Of all the gifts Eric Massa has given the world this week, the most entertaining has to be his story about a naked Rahm Emanuel confronting him in the congressional gym showers (close second: tickle fights!). "I'm sitting there showering," Massa recalled on the radio Monday, "naked as a jaybird and here comes Rahm Emanuel not even with a towel wrapped around his tush, poking his finger in my chest, yelling at me because I wasn't going to vote for the president's budget." Since most people don't discuss business with their colleagues while their penises are within touching distance of each other, this seemed like an odd situation.

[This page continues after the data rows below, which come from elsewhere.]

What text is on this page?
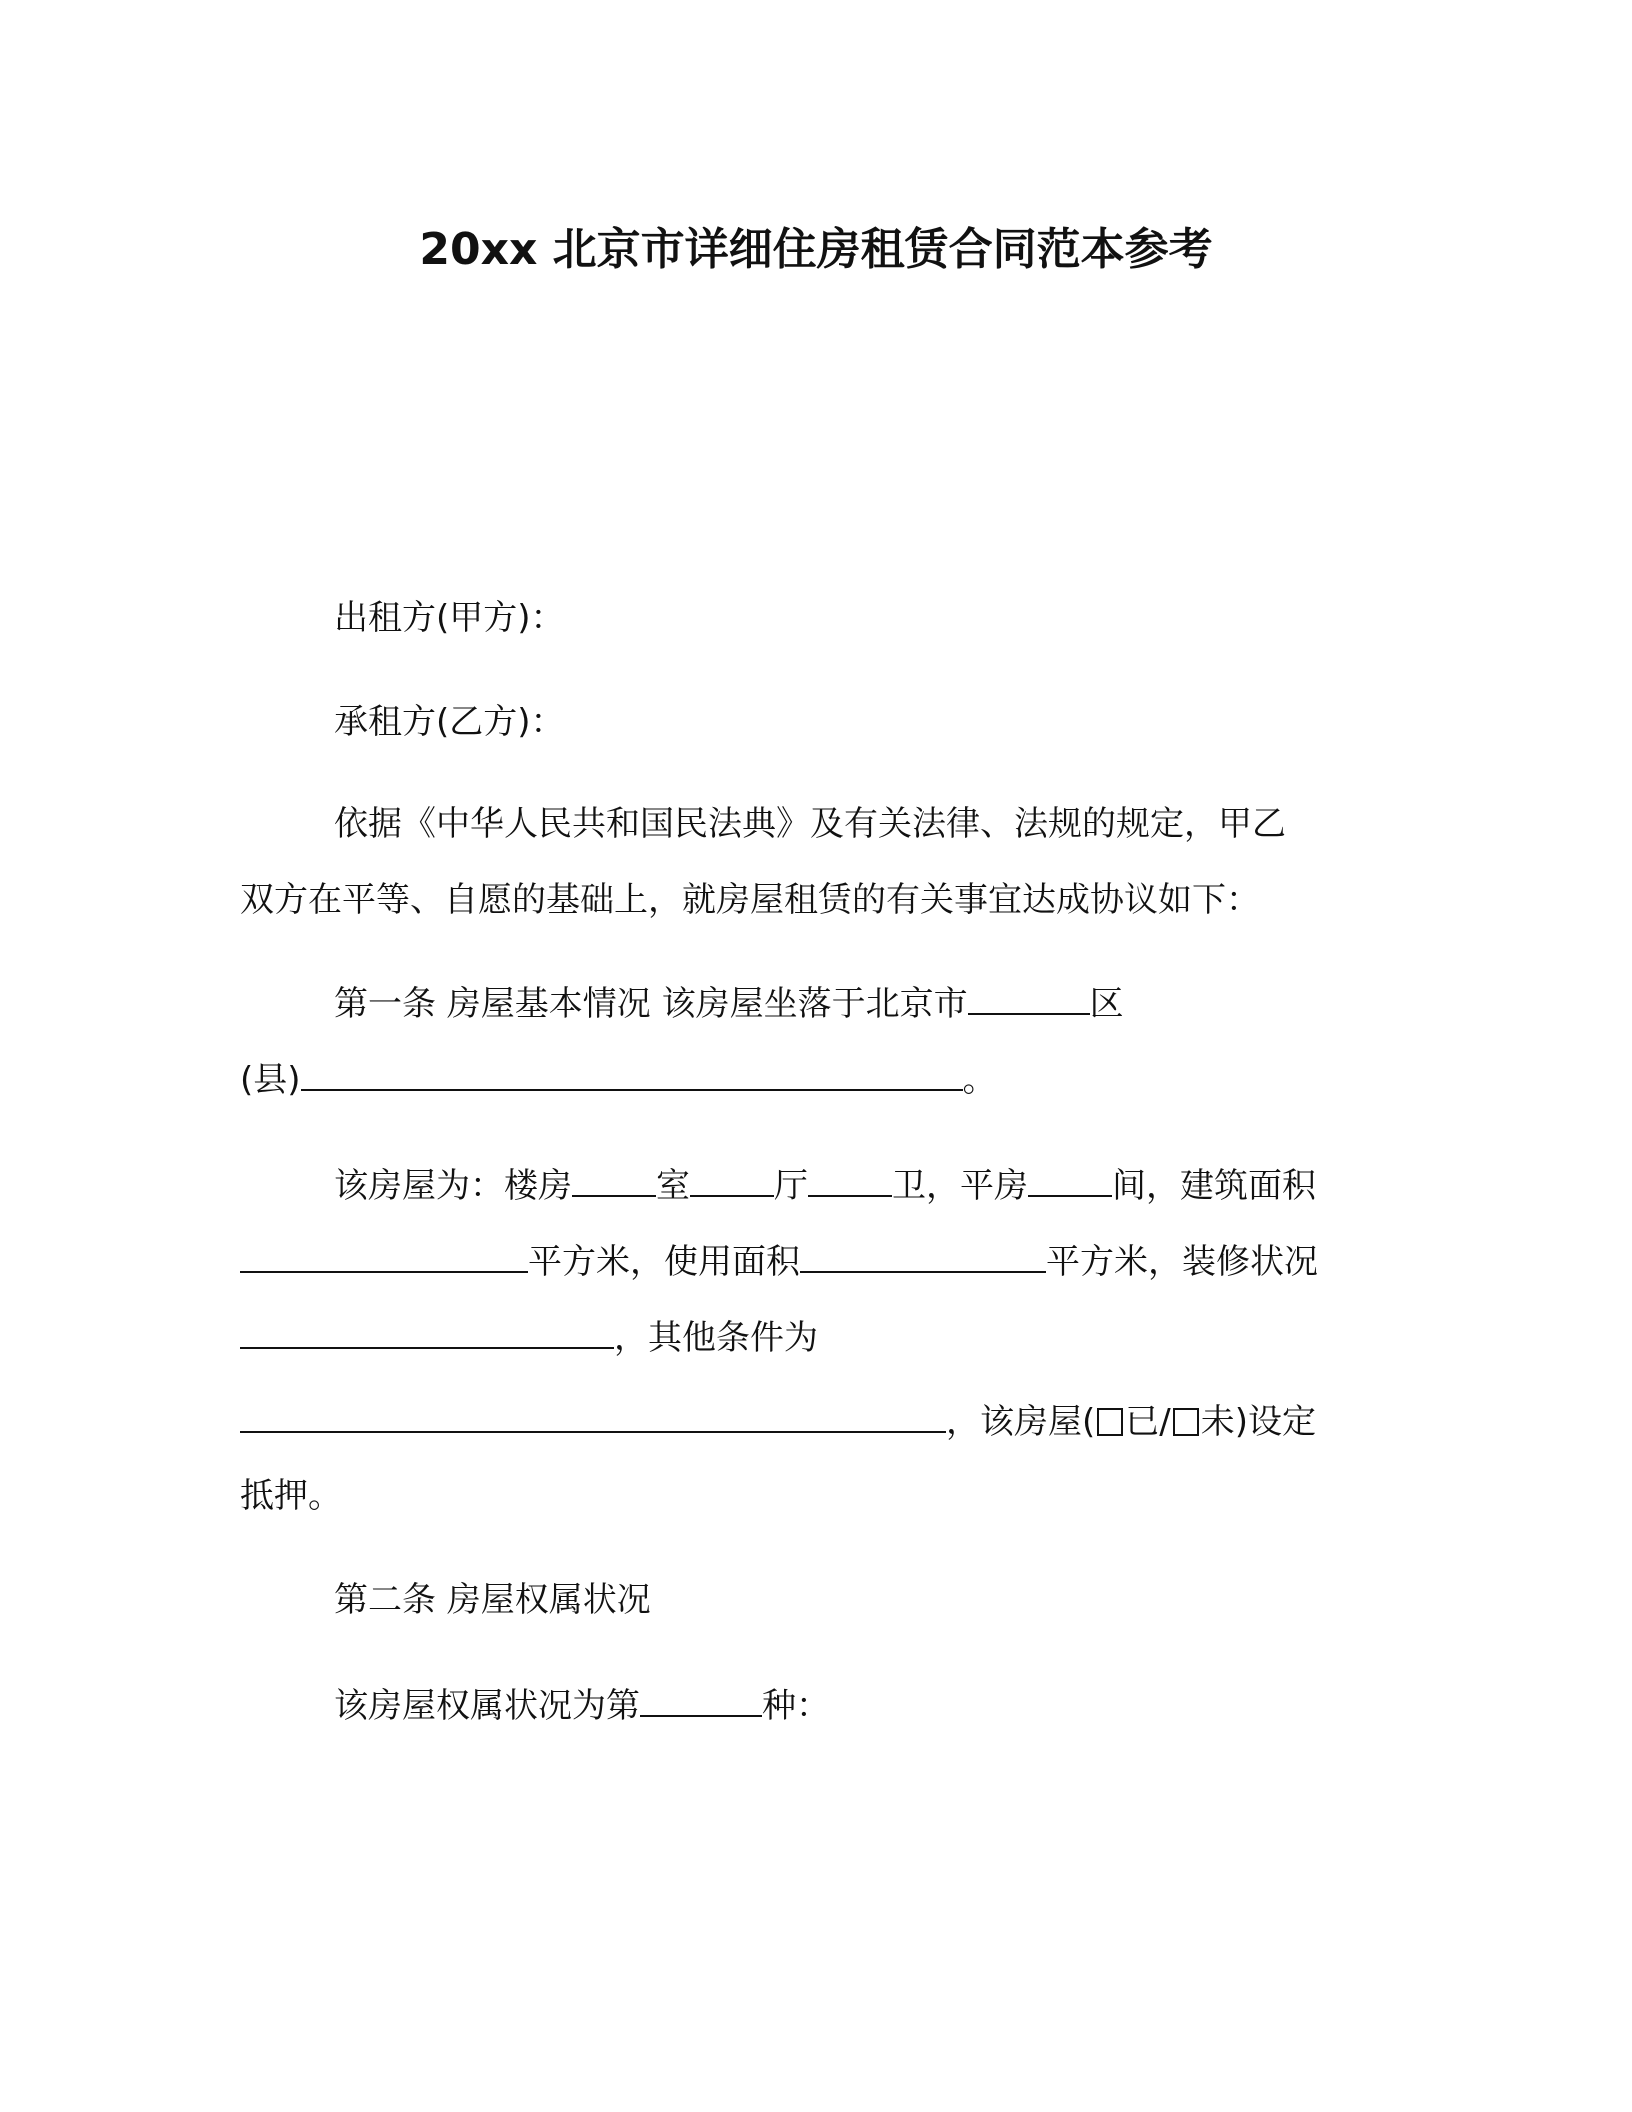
20xx 北京市详细住房租赁合同范本参考
出租方(甲方)：
承租方(乙方)：
依据《中华人民共和国民法典》及有关法律、法规的规定，甲乙
双方在平等、自愿的基础上，就房屋租赁的有关事宜达成协议如下：
第一条 房屋基本情况 该房屋坐落于北京市	区
(县)	。
该房屋为：楼房 室 厅 卫，平房 间，建筑面积
平方米，使用面积	平方米，装修状况
，其他条件为
，该房屋( 已/ 未)设定
抵押。
第二条 房屋权属状况
该房屋权属状况为第	种：
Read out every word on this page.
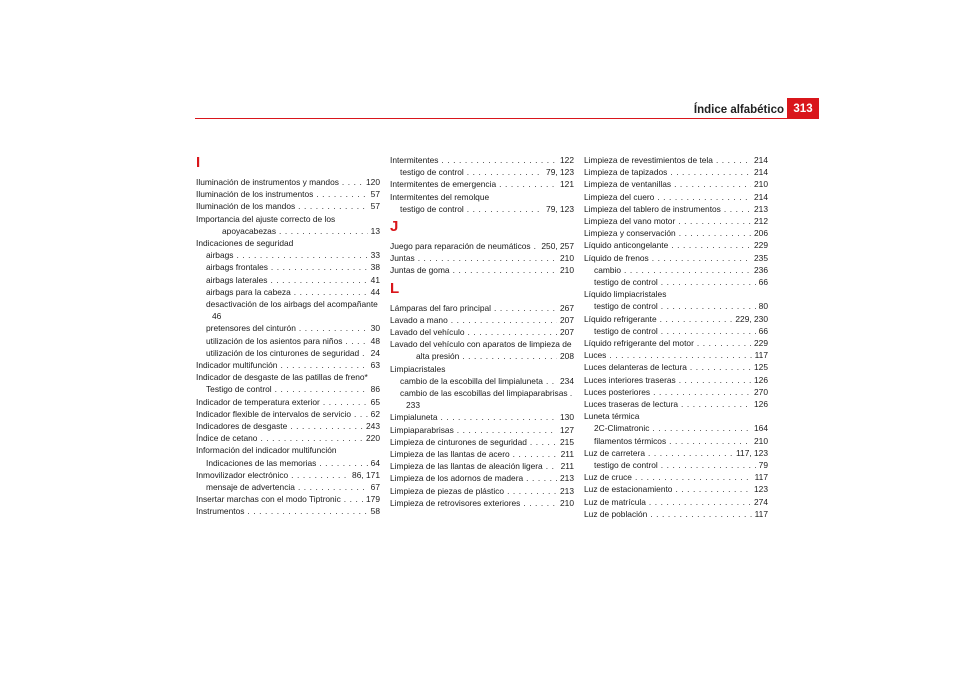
Índice alfabético 313
I
Iluminación de instrumentos y mandos . . .	120
Iluminación de los instrumentos . . .	57
Iluminación de los mandos . . .	57
Importancia del ajuste correcto de los
apoyacabezas . . .	13
Indicaciones de seguridad
airbags . . .	33
airbags frontales . . .	38
airbags laterales . . .	41
airbags para la cabeza . . .	44
desactivación de los airbags del acompañante
46
pretensores del cinturón . . .	30
utilización de los asientos para niños . . .	48
utilización de los cinturones de seguridad . . . 24
Indicador multifunción . . .	63
Indicador de desgaste de las patillas de freno*
Testigo de control . . .	86
Indicador de temperatura exterior . . .	65
Indicador flexible de intervalos de servicio . . . 62
Indicadores de desgaste . . .	243
Índice de cetano . . .	220
Información del indicador multifunción
Indicaciones de las memorias . . .	64
Inmovilizador electrónico . . .	86, 171
mensaje de advertencia . . .	67
Insertar marchas con el modo Tiptronic . . .	179
Instrumentos . . .	58
Intermitentes . . .	122
testigo de control . . .	79, 123
Intermitentes de emergencia . . .	121
Intermitentes del remolque
testigo de control . . .	79, 123
J
Juego para reparación de neumáticos . . . 250, 257
Juntas . . .	210
Juntas de goma . . .	210
L
Lámparas del faro principal . . .	267
Lavado a mano . . .	207
Lavado del vehículo . . .	207
Lavado del vehículo con aparatos de limpieza de
alta presión . . .	208
Limpiacristales
cambio de la escobilla del limpialuneta . . . 234
cambio de las escobillas del limpiaparabrisas .
233
Limpialuneta . . .	130
Limpiaparabrisas . . .	127
Limpieza de cinturones de seguridad . . .	215
Limpieza de las llantas de acero . . .	211
Limpieza de las llantas de aleación ligera . . . 211
Limpieza de los adornos de madera . . .	213
Limpieza de piezas de plástico . . .	213
Limpieza de retrovisores exteriores . . .	210
Limpieza de revestimientos de tela . . .	214
Limpieza de tapizados . . .	214
Limpieza de ventanillas . . .	210
Limpieza del cuero . . .	214
Limpieza del tablero de instrumentos . . .	213
Limpieza del vano motor . . .	212
Limpieza y conservación . . .	206
Líquido anticongelante . . .	229
Líquido de frenos . . .	235
cambio . . .	236
testigo de control . . .	66
Líquido limpiacristales
testigo de control . . .	80
Líquido refrigerante . . .	229, 230
testigo de control . . .	66
Líquido refrigerante del motor . . .	229
Luces . . .	117
Luces delanteras de lectura . . .	125
Luces interiores traseras . . .	126
Luces posteriores . . .	270
Luces traseras de lectura . . .	126
Luneta térmica
2C-Climatronic . . .	164
filamentos térmicos . . .	210
Luz de carretera . . .	117, 123
testigo de control . . .	79
Luz de cruce . . .	117
Luz de estacionamiento . . .	123
Luz de matrícula . . .	274
Luz de población . . .	117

And though the Washington Post runs a story today with the headline "Lawmakers insist shower run-ins like the one Massa alleges are far from norm," the content of the article gives a different impression.
Of the four senators asked about shower talk in story, one said he didn't "accost people" in the shower, one simply mentioned that he liked hanging out in the sauna with his Senate buddies, one was pulled away by an aide before he could answer, and one refused to "discuss [her] showering habits." It's as if they're being asked about Skull and Bones or something.
Meanwhile, Congressman Patrick Kennedy said that, in the gym, members of Congress's "[inhibitions] are gone in addition to their clothes." And MSNBC's Joe Scarborough, a former congressman, said that "[w]ay too many middle-aged, overweight men walk around that locker room without any clothes on." So, the Post's headline notwithstanding, it actually seems like a good amount of behind-the-scenes interactions between congressmen are done with their saggy, time-worn bodies in full view. We don't know if this makes negotiations easier, because of what Kennedy said, or harder, because everyone is focusing all their energy on maintaining eye contact.